The Winter Soldier was directed by Anthony and Joe Russo, who’d made their name on shows like Community after directing Welcome to Collinwood and You, Me, and Dupree. They craft a world that has giant airships yet relies more on practical effects. A standout moment takes Captain America and Black Widow into an old S.H.I.E.L.D. bunker in New Jersey to face off with an evil computer. The set design recalls an analog era of giant computers hidden away in underground sites. It’s a clever moment that springs from an old spy serial with the consciousness of a villainous German doctor (Toby Jones) predicting their doom. The stakes are high, but there’s a sense of fun about this adventure. We aren’t living in Man of Steel or AS2 territory in this thriller. Our heroes are constantly on the run from all types of bad guys, and discovering whom to trust is a consistent challenge.
One friend is Sam Wilson, who’s revealed as the Falcon thanks to high-tech military weapons.
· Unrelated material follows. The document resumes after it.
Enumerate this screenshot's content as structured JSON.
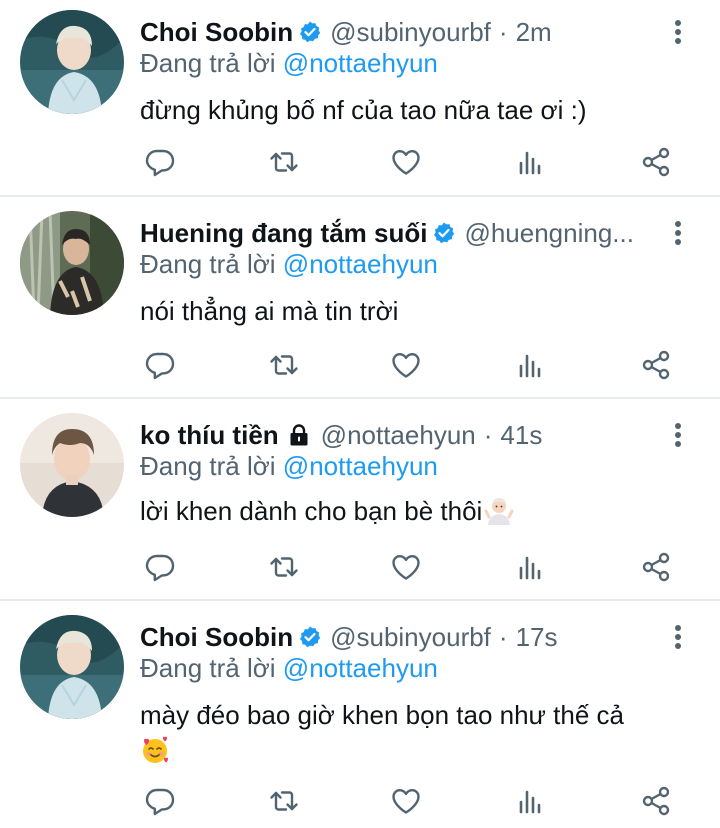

Anthony Mackie seems more comfortable than Don Cheadle playing a sidekick in the comic book world. The cast looks energized by getting more material than staring at a green screen. It plays to the strengths of guys like Redford and Jackson to get long monologues as all is revealed. Marvel’s had a remarkable year, especially because many looked past The Winter Soldier and Guardians of the Galaxy to The Avengers: Age of Ultron. It will take a a lot to surpass these films, which rank among the most entertaining releases of 2014. They’re different yet recall the best aspects of the summer movie season. Despite its April release, this film deserves that label and is one of the better recent blockbusters. I’m intrigued to see where Captain America will go in a third film.